Ricky Bloomfield CARIN Alliance

HIMSS18 Recap – Getting Health Data into the Hands (And Phones) of the Patient

This month, the Qvera team joined more than 45,000 people at the HIMSS 2018 conference for a week of education, collaboration, and industry updates. Since we fully support the push toward consumer-controlled health data, we arrived at the conference prepared to demonstrate the importance of patient-centered technology through our HIMSS booth blood pressure workflow demonstration and our Interoperability Showcase collaborative care vignette.

Now that the U.S. has seen widespread adoption of health technology, HIT professionals are working toward realizing the true potential of this technology, and the reach of its value for patients and clinicians.

We were very pleased to see just how much attention patient-directed IT received across the whole conference. Examples were abundant — including telehealth and virtual care, deployment of consumer friendly-apps, and methods and tools for medical data collection and analysis — but the two most notable were the launch of CMS’s Blue Button 2.0 API, announced at HIMMS18 by CMS administrator Seema Verma, and the presentation of CARIN Alliance’s Consumer-Directed Exchange (CDEx) paradigm.

Putting you (the patient) in charge of your health data

Adding value for patients starts with removing health system gatekeepers so patients can access and use their own health data however they choose.

Blue Button 2.0 is part of the MyHealthEData initiative by the Center for Medicare and Medicaid Services (CMS). It uses Human API’s health data network to give 53 million Medicare patients control of their own electronic health records and record sharing decisions, in order to create “a healthcare ecosystem where data flows freely.” This, CMS says, will not only provide patients with medical information they should rightly have unfettered access to, but will foster competition among providers, leading to better efficiency and higher quality patient care.

Of course, nothing makes the shift toward a patient-as-consumer model of innovation and accountability more obvious than the entrance of consumer tech players like Apple into the HIMSS space.

Together, the CARIN Alliance and Apple’s Dr. Ricky Bloomfield discussed the Consumer-Directed Exchange (CDEx) paradigm: a vision to “unite industry leaders in advancing the adoption of consumer-directed exchange across the U.S.” and to “rapidly advance the ability for consumers and their authorized caregivers to easily get, use, and share their digital health information when, where, and how they want, to achieve their goals.” Exemplifying this paradigm is Apple’s new health records feature, which allows patients to access and share medical data directly from their phones.

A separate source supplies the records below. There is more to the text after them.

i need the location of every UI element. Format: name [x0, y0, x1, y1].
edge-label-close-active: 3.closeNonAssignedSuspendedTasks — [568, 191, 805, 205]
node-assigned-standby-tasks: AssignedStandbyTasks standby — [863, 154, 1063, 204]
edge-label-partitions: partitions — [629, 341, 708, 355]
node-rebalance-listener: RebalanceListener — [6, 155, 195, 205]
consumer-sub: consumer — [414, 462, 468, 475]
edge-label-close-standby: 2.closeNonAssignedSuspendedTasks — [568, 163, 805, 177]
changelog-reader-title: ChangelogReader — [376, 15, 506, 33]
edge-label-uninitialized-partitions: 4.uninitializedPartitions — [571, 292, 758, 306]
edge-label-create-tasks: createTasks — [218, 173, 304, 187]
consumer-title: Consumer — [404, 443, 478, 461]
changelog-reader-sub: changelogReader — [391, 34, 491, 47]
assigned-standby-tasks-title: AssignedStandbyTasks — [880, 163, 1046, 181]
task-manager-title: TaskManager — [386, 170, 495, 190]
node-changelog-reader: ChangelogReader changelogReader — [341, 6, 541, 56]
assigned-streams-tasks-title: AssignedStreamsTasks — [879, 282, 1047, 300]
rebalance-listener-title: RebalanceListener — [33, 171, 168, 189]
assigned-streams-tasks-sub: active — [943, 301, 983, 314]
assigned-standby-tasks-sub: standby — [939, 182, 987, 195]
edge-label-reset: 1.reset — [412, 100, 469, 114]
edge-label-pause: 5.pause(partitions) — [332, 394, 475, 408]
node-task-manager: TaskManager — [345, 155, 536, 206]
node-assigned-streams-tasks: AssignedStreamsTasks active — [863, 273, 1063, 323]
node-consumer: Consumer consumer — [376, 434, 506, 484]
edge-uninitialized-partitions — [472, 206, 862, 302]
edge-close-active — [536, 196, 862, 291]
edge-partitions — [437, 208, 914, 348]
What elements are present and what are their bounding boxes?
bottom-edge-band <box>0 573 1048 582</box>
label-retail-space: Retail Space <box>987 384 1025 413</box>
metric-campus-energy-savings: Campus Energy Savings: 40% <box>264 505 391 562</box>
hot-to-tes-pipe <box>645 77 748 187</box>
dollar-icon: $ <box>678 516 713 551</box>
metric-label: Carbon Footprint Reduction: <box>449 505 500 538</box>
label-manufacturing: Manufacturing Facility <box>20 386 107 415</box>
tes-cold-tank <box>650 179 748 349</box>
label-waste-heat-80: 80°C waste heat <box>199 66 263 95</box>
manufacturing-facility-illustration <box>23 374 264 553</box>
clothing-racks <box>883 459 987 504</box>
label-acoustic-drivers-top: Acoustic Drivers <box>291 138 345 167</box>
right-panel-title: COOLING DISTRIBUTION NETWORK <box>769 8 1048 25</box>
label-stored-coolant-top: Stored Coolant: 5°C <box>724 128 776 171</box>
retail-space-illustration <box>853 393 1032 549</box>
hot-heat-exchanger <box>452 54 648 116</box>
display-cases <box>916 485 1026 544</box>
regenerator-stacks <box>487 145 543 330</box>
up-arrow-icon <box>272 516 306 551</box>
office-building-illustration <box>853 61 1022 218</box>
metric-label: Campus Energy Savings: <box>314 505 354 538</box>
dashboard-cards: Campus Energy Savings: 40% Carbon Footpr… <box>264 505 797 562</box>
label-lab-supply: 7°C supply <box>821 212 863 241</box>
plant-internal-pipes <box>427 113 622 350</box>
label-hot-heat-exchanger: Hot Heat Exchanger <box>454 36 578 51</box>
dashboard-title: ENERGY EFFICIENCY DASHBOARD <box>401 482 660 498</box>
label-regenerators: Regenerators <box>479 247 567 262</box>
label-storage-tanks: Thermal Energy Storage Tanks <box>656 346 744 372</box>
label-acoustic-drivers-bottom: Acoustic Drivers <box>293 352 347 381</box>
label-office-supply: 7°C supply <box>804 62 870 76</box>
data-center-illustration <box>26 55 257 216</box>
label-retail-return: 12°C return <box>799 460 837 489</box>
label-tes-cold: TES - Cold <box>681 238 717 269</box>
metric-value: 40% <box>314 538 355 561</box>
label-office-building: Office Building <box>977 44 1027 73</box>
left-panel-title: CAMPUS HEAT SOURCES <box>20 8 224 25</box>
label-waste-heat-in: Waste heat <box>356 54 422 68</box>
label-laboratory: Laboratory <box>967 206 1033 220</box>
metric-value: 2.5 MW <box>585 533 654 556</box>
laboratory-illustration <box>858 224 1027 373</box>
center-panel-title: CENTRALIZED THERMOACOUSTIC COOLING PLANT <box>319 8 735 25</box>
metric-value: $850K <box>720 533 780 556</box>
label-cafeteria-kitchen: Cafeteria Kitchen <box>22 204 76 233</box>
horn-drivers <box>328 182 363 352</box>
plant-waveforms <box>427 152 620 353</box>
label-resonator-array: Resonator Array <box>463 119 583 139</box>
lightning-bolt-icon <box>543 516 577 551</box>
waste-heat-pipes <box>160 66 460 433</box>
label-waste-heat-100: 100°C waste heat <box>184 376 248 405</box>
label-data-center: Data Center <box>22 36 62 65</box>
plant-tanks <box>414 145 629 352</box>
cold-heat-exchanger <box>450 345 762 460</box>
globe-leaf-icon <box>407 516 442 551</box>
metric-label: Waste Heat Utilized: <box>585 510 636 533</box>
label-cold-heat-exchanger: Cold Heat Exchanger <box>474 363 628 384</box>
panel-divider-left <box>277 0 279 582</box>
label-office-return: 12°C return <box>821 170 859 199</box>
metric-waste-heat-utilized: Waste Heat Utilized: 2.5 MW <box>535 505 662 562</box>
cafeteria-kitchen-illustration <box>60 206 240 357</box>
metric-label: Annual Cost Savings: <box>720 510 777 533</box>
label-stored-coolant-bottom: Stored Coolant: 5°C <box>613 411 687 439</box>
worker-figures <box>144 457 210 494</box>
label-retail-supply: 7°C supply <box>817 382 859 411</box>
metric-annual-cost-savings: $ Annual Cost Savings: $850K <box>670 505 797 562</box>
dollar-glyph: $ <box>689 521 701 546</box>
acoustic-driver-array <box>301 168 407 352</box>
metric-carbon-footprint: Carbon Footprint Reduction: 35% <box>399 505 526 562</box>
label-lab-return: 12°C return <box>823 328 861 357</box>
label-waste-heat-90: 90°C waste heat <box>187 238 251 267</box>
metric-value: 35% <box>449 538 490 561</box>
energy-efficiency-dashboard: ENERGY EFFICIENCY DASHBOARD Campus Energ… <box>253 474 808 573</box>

A common language for a common goal

In order for apps, clinics and data repositories to share data seamlessly, they have to be able to communicate with each other.

Blue Button 2.0 and Apple Health are both using the HL7® FHIR® framework for health data exchange, which ensures that data is formatted in a way that can be understood and used by many different applications.

The importance of knowing the FHIR protocol was emphasized at the HIMSS18 Developer Innovation Lab, a new Connectathon type space where health IT developers met to learn from leading innovators, developers, data scientists, and one another. These leaders placed top priority on FHIR, dedicating several sessions to teaching and using it.

Pertinent health data brought into focus

FHIR’s potential for customized queries is one main reason it has become so valuable to a wide variety of healthcare organizations. It has the unique ability to request only the specific data that’s relevant to you, recapturing time spent sifting through huge documents for bits and pieces of information.

Our blood pressure workflow illustrated this capability: Using the Qvera Interface Engine, we showed attendees how we can pull patient-recorded data from the Apple Health app, aggregate it, filter it, and send only the relevant information to clinicians.

We’re excited that FHIR has become such an essential tool within the HIT space, and we’re looking forward to watching how it continues to open doors for improved healthcare.